More recently, Achenbach has noticed some improvement. She isn’t sure if her mother is more present and clearer because things have opened up, but thinks physical presence and touch have helped.

The pandemic changed Achenbach’s relationship with her father.

“I think I've gotten closer to my dad because of my having to check in with him and we've been keeping track of mom,” she said.

COVID-19 was an uncontrollable fire for Barb Rode, the CEO and President of St. Therese, a long-term care facility in New Hope, Minn. Between April and June, nearly 70 residents at St. Therese died of COVID-19.

“It was just heartbreaking,” Rode said.

St. Therese’s design didn’t help. In many cases, a room had two people who shared a bathroom with another room, putting four people in proximity to each other.

At that time, testing was only for people showing symptoms.

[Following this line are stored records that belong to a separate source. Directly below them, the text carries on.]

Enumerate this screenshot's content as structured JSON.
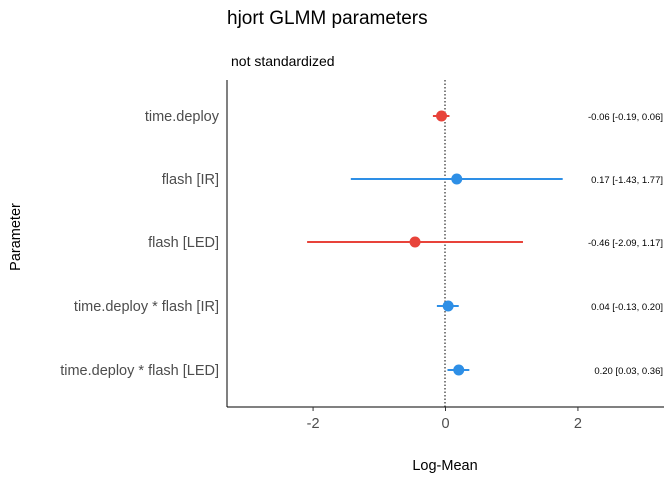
{
  "chart_data": {
    "type": "forest",
    "title": "hjort GLMM parameters",
    "subtitle": "not standardized",
    "xlabel": "Log-Mean",
    "ylabel": "Parameter",
    "xlim": [
      -3.3,
      3.3
    ],
    "xticks": [
      -2,
      0,
      2
    ],
    "reference_line": 0,
    "grid": false,
    "colors": {
      "negative": "#e8433a",
      "positive": "#2e8fe6"
    },
    "parameters": [
      {
        "label": "time.deploy",
        "estimate": -0.06,
        "ci_low": -0.19,
        "ci_high": 0.06,
        "value_label": "-0.06 [-0.19, 0.06]"
      },
      {
        "label": "flash [IR]",
        "estimate": 0.17,
        "ci_low": -1.43,
        "ci_high": 1.77,
        "value_label": "0.17 [-1.43, 1.77]"
      },
      {
        "label": "flash [LED]",
        "estimate": -0.46,
        "ci_low": -2.09,
        "ci_high": 1.17,
        "value_label": "-0.46 [-2.09, 1.17]"
      },
      {
        "label": "time.deploy * flash [IR]",
        "estimate": 0.04,
        "ci_low": -0.13,
        "ci_high": 0.2,
        "value_label": "0.04 [-0.13, 0.20]"
      },
      {
        "label": "time.deploy * flash [LED]",
        "estimate": 0.2,
        "ci_low": 0.03,
        "ci_high": 0.36,
        "value_label": "0.20 [0.03, 0.36]"
      }
    ]
  }
}
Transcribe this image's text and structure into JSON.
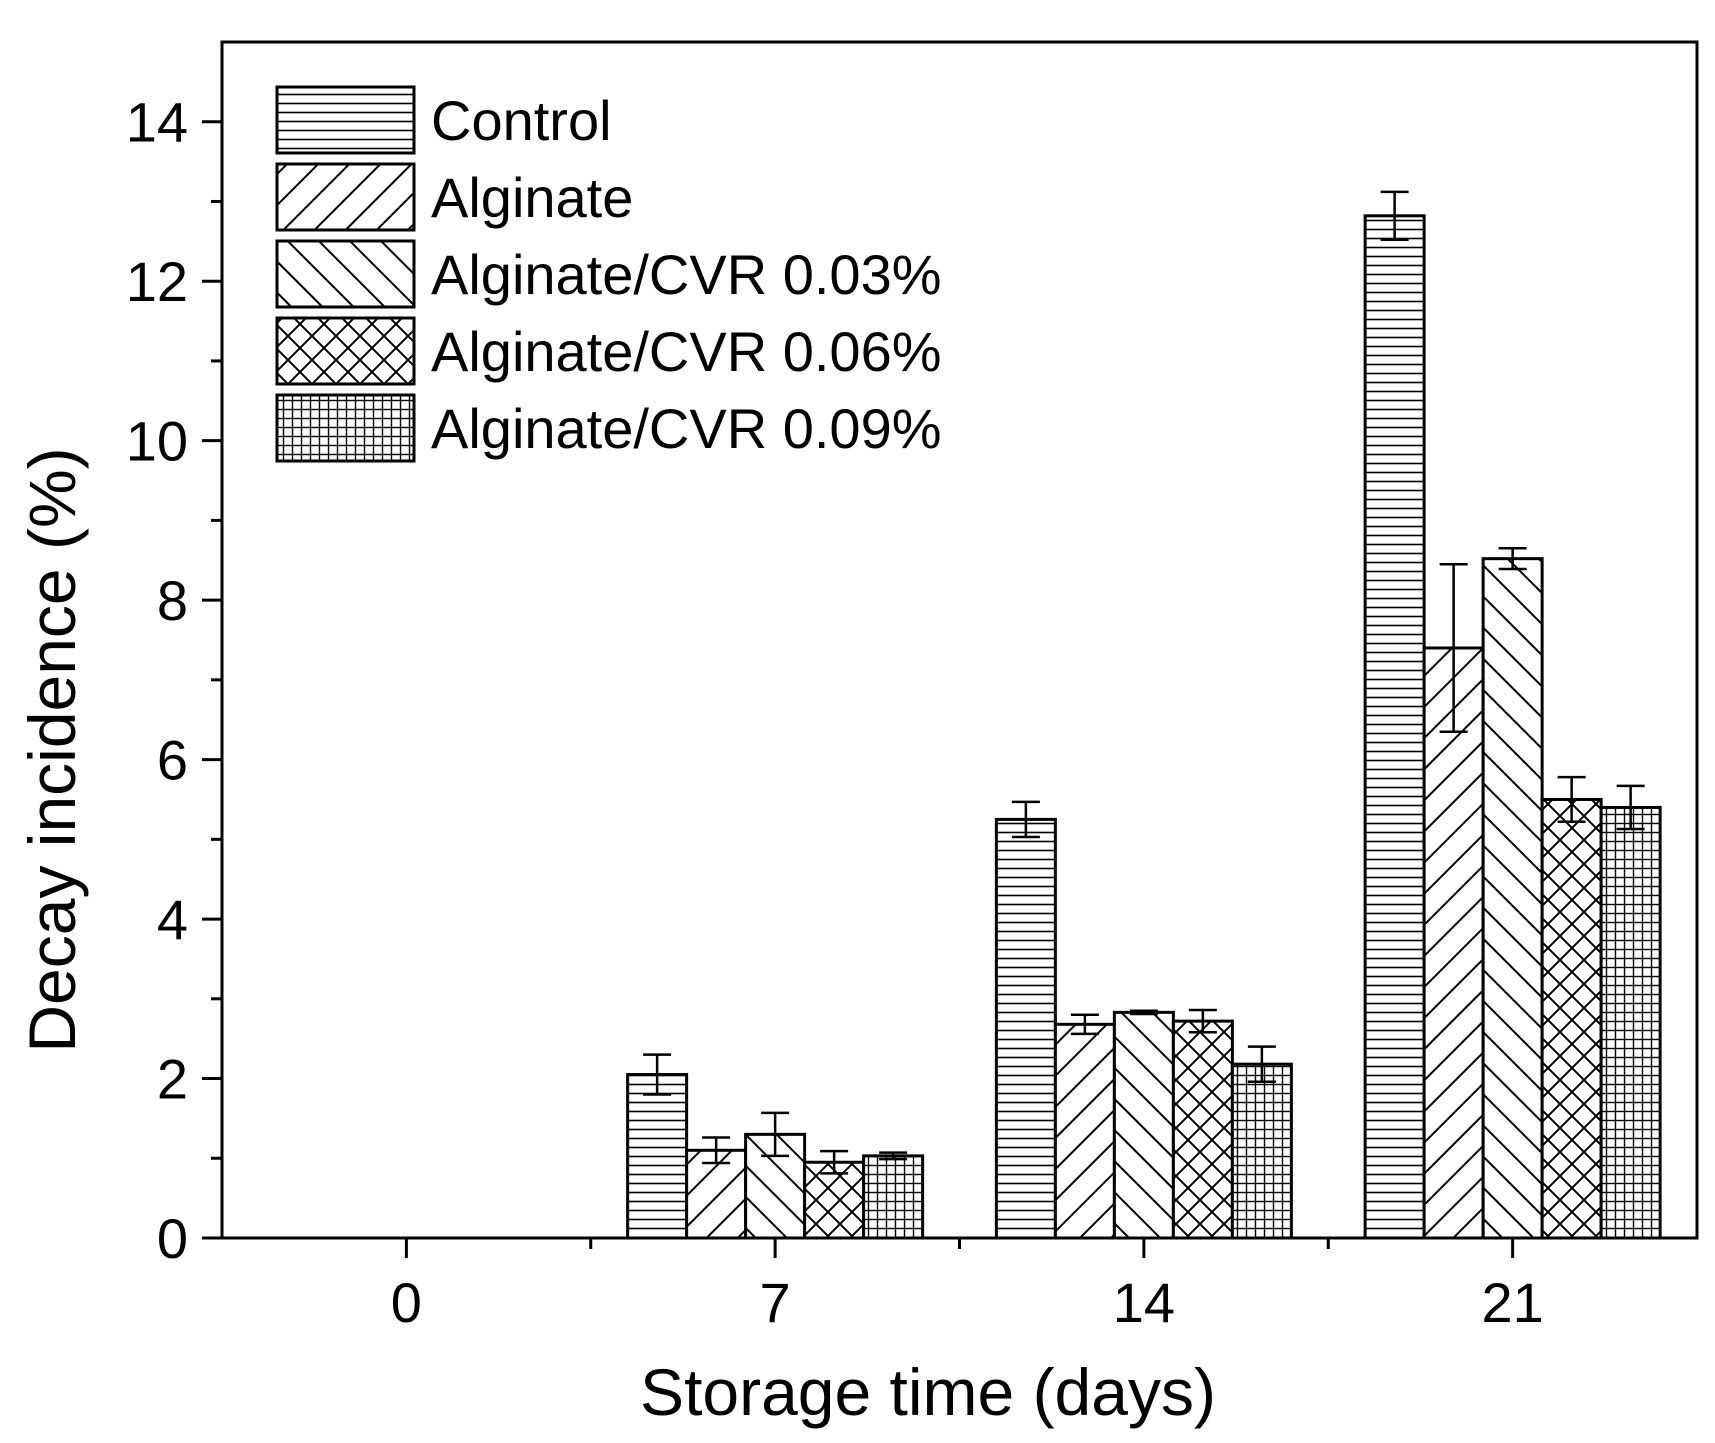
{
  "chart_data": {
    "type": "bar",
    "xlabel": "Storage time (days)",
    "ylabel": "Decay incidence (%)",
    "ylim": [
      0,
      15
    ],
    "yticks": [
      0,
      2,
      4,
      6,
      8,
      10,
      12,
      14
    ],
    "categories": [
      "0",
      "7",
      "14",
      "21"
    ],
    "legend_position": "top-left",
    "series": [
      {
        "name": "Control",
        "pattern": "horizontal",
        "values": [
          0,
          2.05,
          5.25,
          12.82
        ],
        "errors": [
          0,
          0.25,
          0.22,
          0.3
        ]
      },
      {
        "name": "Alginate",
        "pattern": "diagonal-forward",
        "values": [
          0,
          1.1,
          2.68,
          7.4
        ],
        "errors": [
          0,
          0.16,
          0.12,
          1.05
        ]
      },
      {
        "name": "Alginate/CVR 0.03%",
        "pattern": "diagonal-back",
        "values": [
          0,
          1.3,
          2.83,
          8.52
        ],
        "errors": [
          0,
          0.27,
          0.02,
          0.13
        ]
      },
      {
        "name": "Alginate/CVR 0.06%",
        "pattern": "crosshatch",
        "values": [
          0,
          0.95,
          2.72,
          5.5
        ],
        "errors": [
          0,
          0.14,
          0.14,
          0.28
        ]
      },
      {
        "name": "Alginate/CVR 0.09%",
        "pattern": "grid",
        "values": [
          0,
          1.03,
          2.18,
          5.4
        ],
        "errors": [
          0,
          0.04,
          0.22,
          0.27
        ]
      }
    ]
  }
}
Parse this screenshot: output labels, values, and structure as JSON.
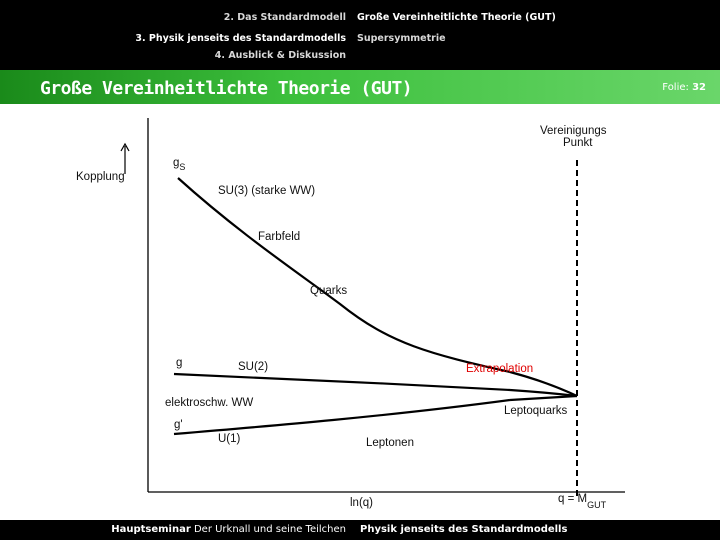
{
  "nav": {
    "left_items": [
      "2. Das Standardmodell",
      "3. Physik jenseits des Standardmodells",
      "4. Ausblick & Diskussion"
    ],
    "right_items": [
      "Große Vereinheitlichte Theorie (GUT)",
      "Supersymmetrie"
    ]
  },
  "slide": {
    "title": "Große Vereinheitlichte Theorie (GUT)",
    "number_label": "Folie:",
    "number": "32"
  },
  "diagram": {
    "y_axis_label": "Kopplung",
    "x_axis_label": "ln(q)",
    "unification_point_line1": "Vereinigungs",
    "unification_point_line2": "Punkt",
    "x_mark": "q = M",
    "x_mark_sub": "GUT",
    "gs": "g",
    "gs_sub": "S",
    "su3": "SU(3) (starke WW)",
    "farbfeld": "Farbfeld",
    "quarks": "Quarks",
    "g": "g",
    "su2": "SU(2)",
    "extrapolation": "Extrapolation",
    "electroweak": "elektroschw. WW",
    "leptoquarks": "Leptoquarks",
    "gprime": "g'",
    "u1": "U(1)",
    "leptonen": "Leptonen",
    "colors": {
      "curves": "#000000",
      "extrapolation": "#e00000",
      "dashed_line": "#000000"
    }
  },
  "footer": {
    "left_bold": "Hauptseminar",
    "left_rest": "Der Urknall und seine Teilchen",
    "right": "Physik jenseits des Standardmodells"
  }
}
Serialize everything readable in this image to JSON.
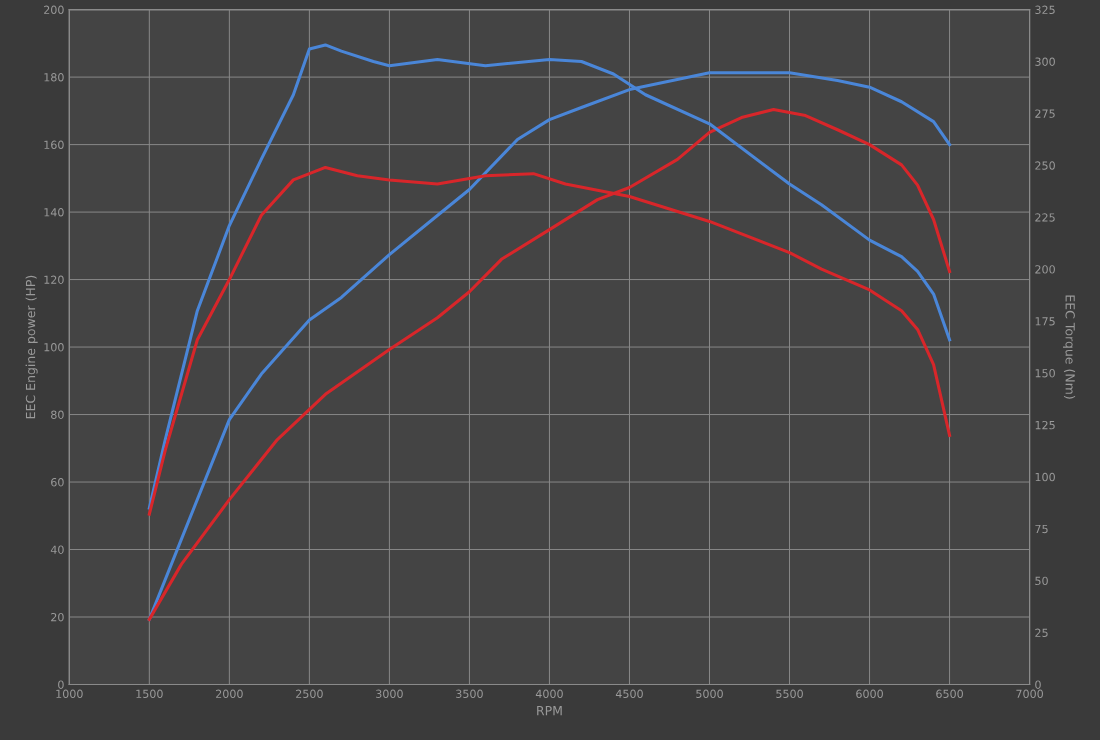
{
  "chart_data": {
    "type": "line",
    "xlabel": "RPM",
    "ylabel": "EEC Engine power (HP)",
    "y2label": "EEC Torque (Nm)",
    "xlim": [
      1000,
      7000
    ],
    "xticks": [
      1000,
      1500,
      2000,
      2500,
      3000,
      3500,
      4000,
      4500,
      5000,
      5500,
      6000,
      6500,
      7000
    ],
    "ylim": [
      0,
      200
    ],
    "yticks": [
      0,
      20,
      40,
      60,
      80,
      100,
      120,
      140,
      160,
      180,
      200
    ],
    "y2lim": [
      0,
      325
    ],
    "y2ticks": [
      0,
      25,
      50,
      75,
      100,
      125,
      150,
      175,
      200,
      225,
      250,
      275,
      300,
      325
    ],
    "grid": true,
    "marker": "none",
    "line_style": "solid",
    "series": [
      {
        "color": "#4a86d8",
        "axis": "y2",
        "x": [
          1500,
          1600,
          1800,
          2000,
          2200,
          2400,
          2500,
          2600,
          2700,
          2900,
          3000,
          3300,
          3600,
          4000,
          4200,
          4400,
          4600,
          5000,
          5500,
          5700,
          6000,
          6200,
          6300,
          6400,
          6500
        ],
        "values": [
          85,
          118,
          180,
          221,
          253,
          284,
          306,
          308,
          305,
          300,
          298,
          301,
          298,
          301,
          300,
          294,
          284,
          270,
          241,
          231,
          214,
          206,
          199,
          188,
          166
        ]
      },
      {
        "color": "#d8262a",
        "axis": "y2",
        "x": [
          1500,
          1600,
          1800,
          2000,
          2200,
          2400,
          2600,
          2800,
          3000,
          3300,
          3600,
          3900,
          4100,
          4500,
          5000,
          5500,
          5700,
          6000,
          6200,
          6300,
          6400,
          6500
        ],
        "values": [
          82,
          113,
          166,
          195,
          226,
          243,
          249,
          245,
          243,
          241,
          245,
          246,
          241,
          235,
          223,
          208,
          200,
          190,
          180,
          171,
          154,
          120
        ]
      },
      {
        "color": "#4a86d8",
        "axis": "y",
        "x": [
          1500,
          1700,
          2000,
          2200,
          2500,
          2700,
          3000,
          3300,
          3500,
          3800,
          4000,
          4200,
          4500,
          5000,
          5500,
          5800,
          6000,
          6200,
          6400,
          6500
        ],
        "values": [
          19.3,
          43,
          78.5,
          92,
          108,
          114.7,
          127.4,
          139,
          146.7,
          161.5,
          167.4,
          171,
          176.3,
          181.3,
          181.3,
          179,
          177,
          172.7,
          166.8,
          160
        ]
      },
      {
        "color": "#d8262a",
        "axis": "y",
        "x": [
          1500,
          1700,
          2000,
          2300,
          2600,
          3000,
          3300,
          3500,
          3700,
          4000,
          4300,
          4500,
          4800,
          5000,
          5200,
          5400,
          5600,
          5800,
          6000,
          6200,
          6300,
          6400,
          6500
        ],
        "values": [
          19.3,
          35.6,
          54.8,
          72.6,
          86,
          99.3,
          108.7,
          116.4,
          126,
          134.8,
          143.7,
          147.3,
          155.6,
          163.6,
          168,
          170.4,
          168.6,
          164.4,
          160,
          154,
          148,
          137.8,
          122.4
        ]
      }
    ]
  }
}
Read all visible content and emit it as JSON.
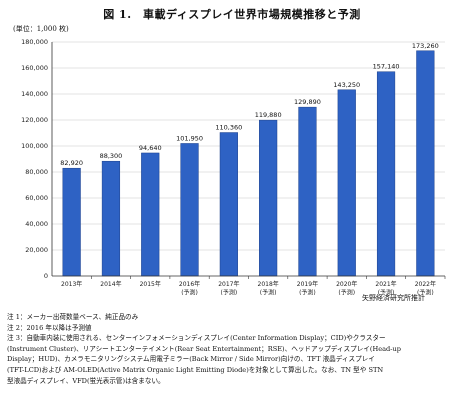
{
  "title": "図 1.　車載ディスプレイ世界市場規模推移と予測",
  "unit": "(単位：1,000 枚)",
  "source": "矢野経済研究所推計",
  "notes": [
    "注 1：メーカー出荷数量ベース、純正品のみ",
    "注 2：2016 年以降は予測値",
    "注 3：自動車内装に使用される、センターインフォメーションディスプレイ(Center Information Display；CID)やクラスター",
    "(Instrument Cluster)、リアシートエンターテイメント(Rear Seat Entertainment；RSE)、ヘッドアップディスプレイ(Head-up",
    "Display；HUD)、カメラモニタリングシステム用電子ミラー(Back Mirror / Side Mirror)向けの、TFT 液晶ディスプレイ",
    "(TFT-LCD)および AM-OLED(Active Matrix Organic Light Emitting Diode)を対象として算出した。なお、TN 型や STN",
    "型液晶ディスプレイ、VFD(蛍光表示管)は含まない。"
  ],
  "chart_data": {
    "type": "bar",
    "title": "図 1.　車載ディスプレイ世界市場規模推移と予測",
    "ylabel": "(単位：1,000 枚)",
    "xlabel": "",
    "categories": [
      [
        "2013年"
      ],
      [
        "2014年"
      ],
      [
        "2015年"
      ],
      [
        "2016年",
        "(予測)"
      ],
      [
        "2017年",
        "(予測)"
      ],
      [
        "2018年",
        "(予測)"
      ],
      [
        "2019年",
        "(予測)"
      ],
      [
        "2020年",
        "(予測)"
      ],
      [
        "2021年",
        "(予測)"
      ],
      [
        "2022年",
        "(予測)"
      ]
    ],
    "values": [
      82920,
      88300,
      94640,
      101950,
      110360,
      119880,
      129890,
      143250,
      157140,
      173260
    ],
    "value_labels": [
      "82,920",
      "88,300",
      "94,640",
      "101,950",
      "110,360",
      "119,880",
      "129,890",
      "143,250",
      "157,140",
      "173,260"
    ],
    "ylim": [
      0,
      180000
    ],
    "yticks": [
      0,
      20000,
      40000,
      60000,
      80000,
      100000,
      120000,
      140000,
      160000,
      180000
    ],
    "ytick_labels": [
      "0",
      "20,000",
      "40,000",
      "60,000",
      "80,000",
      "100,000",
      "120,000",
      "140,000",
      "160,000",
      "180,000"
    ],
    "grid": true,
    "bar_color": "#2e62c4",
    "bar_edge_color": "#1b3f8a"
  }
}
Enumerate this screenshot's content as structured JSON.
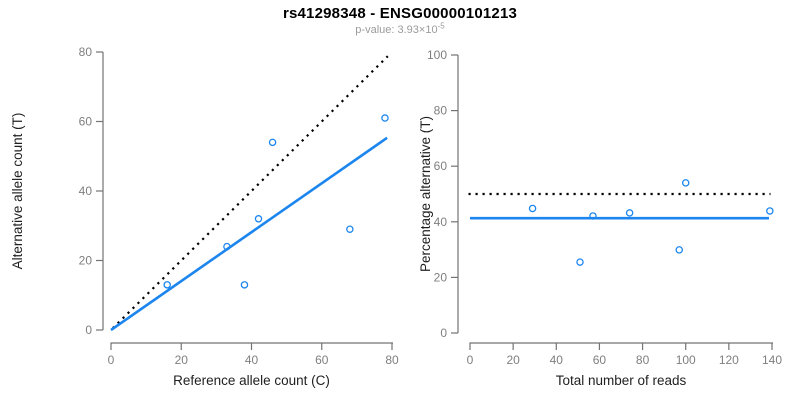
{
  "title": "rs41298348 - ENSG00000101213",
  "subtitle": {
    "base": "p-value: 3.93×10",
    "exponent": "-5"
  },
  "colors": {
    "accent_blue": "#1C86EE",
    "dotted_black": "#000000",
    "axis_line": "#737373",
    "tick_label": "#7f7f7f",
    "axis_title": "#1f1f1f",
    "title": "#000000",
    "subtitle_gray": "#9b9b9b",
    "background": "#ffffff"
  },
  "chart_data": [
    {
      "type": "scatter",
      "name": "allele-counts-panel",
      "xlabel": "Reference allele count (C)",
      "ylabel": "Alternative allele count (T)",
      "xlim": [
        0,
        80
      ],
      "ylim": [
        0,
        80
      ],
      "xticks": [
        0,
        20,
        40,
        60,
        80
      ],
      "yticks": [
        0,
        20,
        40,
        60,
        80
      ],
      "grid": false,
      "legend": "none",
      "points": [
        [
          16,
          13
        ],
        [
          33,
          24
        ],
        [
          38,
          13
        ],
        [
          42,
          32
        ],
        [
          46,
          54
        ],
        [
          68,
          29
        ],
        [
          78,
          61
        ]
      ],
      "lines": [
        {
          "name": "identity-line",
          "style": "dotted",
          "color": "#000000",
          "from": [
            0.5,
            0.5
          ],
          "to": [
            78.8,
            78.8
          ]
        },
        {
          "name": "regression-line",
          "style": "solid",
          "color": "#1C86EE",
          "from": [
            0,
            0
          ],
          "to": [
            78.6,
            55.3
          ]
        }
      ]
    },
    {
      "type": "scatter",
      "name": "percentage-reads-panel",
      "xlabel": "Total number of reads",
      "ylabel": "Percentage alternative (T)",
      "xlim": [
        0,
        140
      ],
      "ylim": [
        0,
        100
      ],
      "xticks": [
        0,
        20,
        40,
        60,
        80,
        100,
        120,
        140
      ],
      "yticks": [
        0,
        20,
        40,
        60,
        80,
        100
      ],
      "grid": false,
      "legend": "none",
      "points": [
        [
          29,
          44.8
        ],
        [
          51,
          25.5
        ],
        [
          57,
          42.1
        ],
        [
          74,
          43.2
        ],
        [
          97,
          29.9
        ],
        [
          100,
          54.0
        ],
        [
          139,
          43.9
        ]
      ],
      "lines": [
        {
          "name": "fifty-percent-line",
          "style": "dotted",
          "color": "#000000",
          "from": [
            -0.7,
            50
          ],
          "to": [
            139.3,
            50
          ]
        },
        {
          "name": "mean-percentage-line",
          "style": "solid",
          "color": "#1C86EE",
          "from": [
            0,
            41.3
          ],
          "to": [
            138.6,
            41.3
          ]
        }
      ]
    }
  ]
}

Rode said early in the pandemic they thought people without symptoms “were fine,” which was the guidance then.

But when the home tested everyone, they found that more than one-third of positive cases were asymptomatic, so the spread was happening unseen.

St. Therese made a change, eliminating 90 beds and creating more private rooms, “so we could try to control it better,” Rode said. The New Hope facility went from 258 to 168 beds.

A brick building behind a sign.
St. Therese Senior Services in New Hope, Minn., in April 2020.
Evan Frost | MPR News 2020

For Rode and others at St. Therese, it was a devastating year — in which everyone suffered, even if they survived COVID-19. Families were separated from loved ones; the staff struggled with illness and the difficult work.

“I just was so upset, and so sad. And so I felt like there was nothing we could do about it,” she said. “But once you start working with your staff and seeing the thought process and how to deal with this whole thing, it just makes you feel good.”

In St. Paul’s Lyngblomsten Care Center, more than 20 people died from COVID-19 over the summer.

Vaccinations rolled out at Lyngblomsten in late December. Since then about 95 percent of residents and 75 percent of staff have been vaccinated. Greg Wainman, the director of nursing, said the high level of stress, the constant changes in guidance and the demands of daily work in the pandemic, changed how decisions were made.

“Because there was so much work, and it was changing so quickly. It forced us to rely more on each other and kind of work more collaboratively,” he said.

Wainman said decisions that were often happening in silos are happening much more collaboratively now, a holdover from more dire times. “We kind of had to kind of band together,” he said. “And I think that that changed it in a good way.”

Wainman said that vaccinations help normal life to return.

“I don't think we'll ever be exactly like it was before, but maybe a little bit more like that,” he said.